Leaky exciton condensates in transition metal dichalcogenide moir\'e bilayers
Benjamin Remez, Nigel R. Cooper

TL;DR
This paper demonstrates that dark exciton condensates in transition metal dichalcogenide moiré bilayers are 'leaky', allowing optical emission through many-body interactions, and explores their properties and implications for excitonic ordering.
Contribution
It reveals that dark exciton condensates are not fully dark but exhibit leaky emission due to many-body effects, and analyzes their properties in twisted TMD bilayers.
Findings
Leaky condensates dominate low-temperature photoluminescence.
Distinctive qualitative features of emission are identified.
Intervalley physics can induce symmetry-breaking excitonic order.
Abstract
We show that the "dark condensates" that arise when excitons form a Bose-Einstein condensate in a material with an indirect bandgap are not completely dark to optical emission. Rather, such states are "leaky condensates" in which optical emission is facilitated by many-body interactions.

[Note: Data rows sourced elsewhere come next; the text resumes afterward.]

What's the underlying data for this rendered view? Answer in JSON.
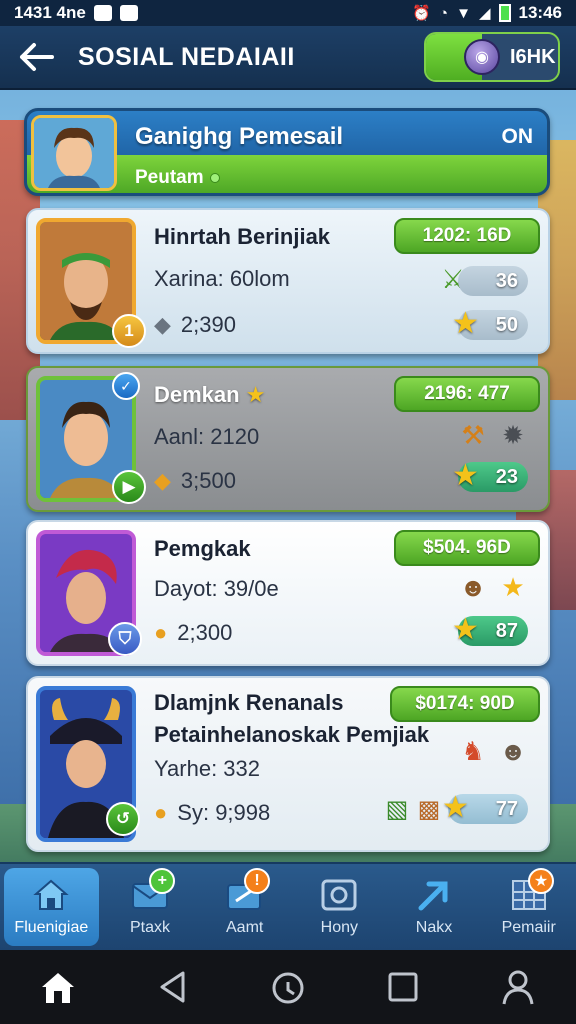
{
  "status_bar": {
    "time_left": "1431 4ne",
    "time_right": "13:46"
  },
  "header": {
    "title": "SOSIAL NEDAIAII",
    "toggle_label": "I6HK"
  },
  "player": {
    "name": "Ganighg Pemesail",
    "state": "ON",
    "status": "Peutam"
  },
  "cards": [
    {
      "name": "Hinrtah Berinjiak",
      "detail": "Xarina: 60lom",
      "currency": "2;390",
      "price": "1202: 16D",
      "stat1": "36",
      "stat2": "50",
      "level_badge": "1"
    },
    {
      "name": "Demkan",
      "detail": "Aanl: 2120",
      "currency": "3;500",
      "price": "2196: 477",
      "stat2": "23"
    },
    {
      "name": "Pemgkak",
      "detail": "Dayot: 39/0e",
      "currency": "2;300",
      "price": "$504. 96D",
      "stat2": "87"
    },
    {
      "name": "Dlamjnk Renanals",
      "name2": "Petainhelanoskak Pemjiak",
      "detail": "Yarhe: 332",
      "currency": "Sy: 9;998",
      "price": "$0174: 90D",
      "stat2": "77"
    }
  ],
  "bottom_nav": {
    "items": [
      {
        "label": "Fluenigiae",
        "icon": "home-icon"
      },
      {
        "label": "Ptaxk",
        "icon": "mail-icon",
        "badge": "+"
      },
      {
        "label": "Aamt",
        "icon": "send-icon",
        "badge": "!"
      },
      {
        "label": "Hony",
        "icon": "camera-icon"
      },
      {
        "label": "Nakx",
        "icon": "arrow-icon"
      },
      {
        "label": "Pemaiir",
        "icon": "grid-icon",
        "badge": "★"
      }
    ]
  },
  "colors": {
    "accent_green": "#5ab82a",
    "header_blue": "#15304f",
    "nav_blue": "#2a5a8c"
  }
}
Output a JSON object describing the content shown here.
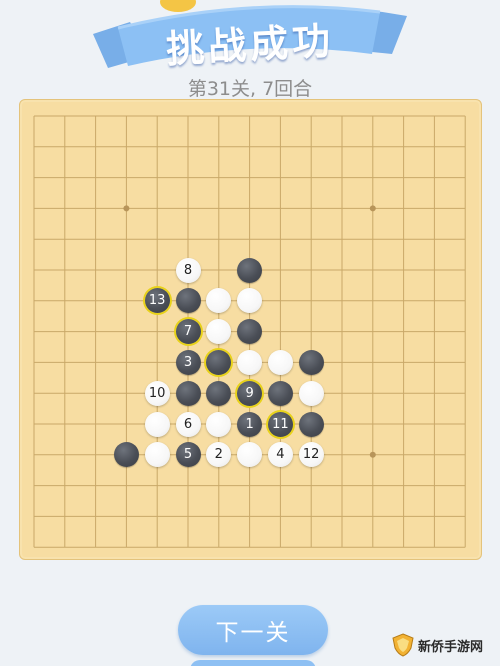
{
  "header": {
    "title": "挑战成功",
    "subtitle": "第31关, 7回合"
  },
  "board": {
    "size": 15,
    "star_points": [
      [
        3,
        3
      ],
      [
        11,
        3
      ],
      [
        3,
        11
      ],
      [
        11,
        11
      ]
    ],
    "stones": [
      {
        "col": 5,
        "row": 5,
        "color": "white",
        "label": "8"
      },
      {
        "col": 7,
        "row": 5,
        "color": "black",
        "label": ""
      },
      {
        "col": 4,
        "row": 6,
        "color": "black",
        "label": "13",
        "marked": true
      },
      {
        "col": 5,
        "row": 6,
        "color": "black",
        "label": ""
      },
      {
        "col": 6,
        "row": 6,
        "color": "white",
        "label": ""
      },
      {
        "col": 7,
        "row": 6,
        "color": "white",
        "label": ""
      },
      {
        "col": 5,
        "row": 7,
        "color": "black",
        "label": "7",
        "marked": true
      },
      {
        "col": 6,
        "row": 7,
        "color": "white",
        "label": ""
      },
      {
        "col": 7,
        "row": 7,
        "color": "black",
        "label": ""
      },
      {
        "col": 5,
        "row": 8,
        "color": "black",
        "label": "3"
      },
      {
        "col": 6,
        "row": 8,
        "color": "black",
        "label": "",
        "marked": true
      },
      {
        "col": 7,
        "row": 8,
        "color": "white",
        "label": ""
      },
      {
        "col": 8,
        "row": 8,
        "color": "white",
        "label": ""
      },
      {
        "col": 9,
        "row": 8,
        "color": "black",
        "label": ""
      },
      {
        "col": 4,
        "row": 9,
        "color": "white",
        "label": "10"
      },
      {
        "col": 5,
        "row": 9,
        "color": "black",
        "label": ""
      },
      {
        "col": 6,
        "row": 9,
        "color": "black",
        "label": ""
      },
      {
        "col": 7,
        "row": 9,
        "color": "black",
        "label": "9",
        "marked": true
      },
      {
        "col": 8,
        "row": 9,
        "color": "black",
        "label": ""
      },
      {
        "col": 9,
        "row": 9,
        "color": "white",
        "label": ""
      },
      {
        "col": 4,
        "row": 10,
        "color": "white",
        "label": ""
      },
      {
        "col": 5,
        "row": 10,
        "color": "white",
        "label": "6"
      },
      {
        "col": 6,
        "row": 10,
        "color": "white",
        "label": ""
      },
      {
        "col": 7,
        "row": 10,
        "color": "black",
        "label": "1"
      },
      {
        "col": 8,
        "row": 10,
        "color": "black",
        "label": "11",
        "marked": true
      },
      {
        "col": 9,
        "row": 10,
        "color": "black",
        "label": ""
      },
      {
        "col": 3,
        "row": 11,
        "color": "black",
        "label": ""
      },
      {
        "col": 4,
        "row": 11,
        "color": "white",
        "label": ""
      },
      {
        "col": 5,
        "row": 11,
        "color": "black",
        "label": "5"
      },
      {
        "col": 6,
        "row": 11,
        "color": "white",
        "label": "2"
      },
      {
        "col": 7,
        "row": 11,
        "color": "white",
        "label": ""
      },
      {
        "col": 8,
        "row": 11,
        "color": "white",
        "label": "4"
      },
      {
        "col": 9,
        "row": 11,
        "color": "white",
        "label": "12"
      }
    ]
  },
  "buttons": {
    "next_level": "下一关"
  },
  "watermark": {
    "text": "新侨手游网",
    "icon": "shield-logo-icon"
  },
  "colors": {
    "board": "#f7dda2",
    "grid_line": "#c9a868",
    "banner": "#8cc0f4",
    "button": "#8ec0f3",
    "mark": "#e8d21a"
  }
}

We analyze the properties of these leaky condensates in the context of twisted bilayers of transition metal dichalcogenides, which host strongly interacting excitons and an indirect bandgap. We show that this interaction-driven "leaky" emission dominates photoluminescence at low temperatures, with distinctive qualitative features. Finally, we propose that in these materials, unique intervalley physics can lead to crystal symmetry-breaking excitonic ordering, with implications for optical processes.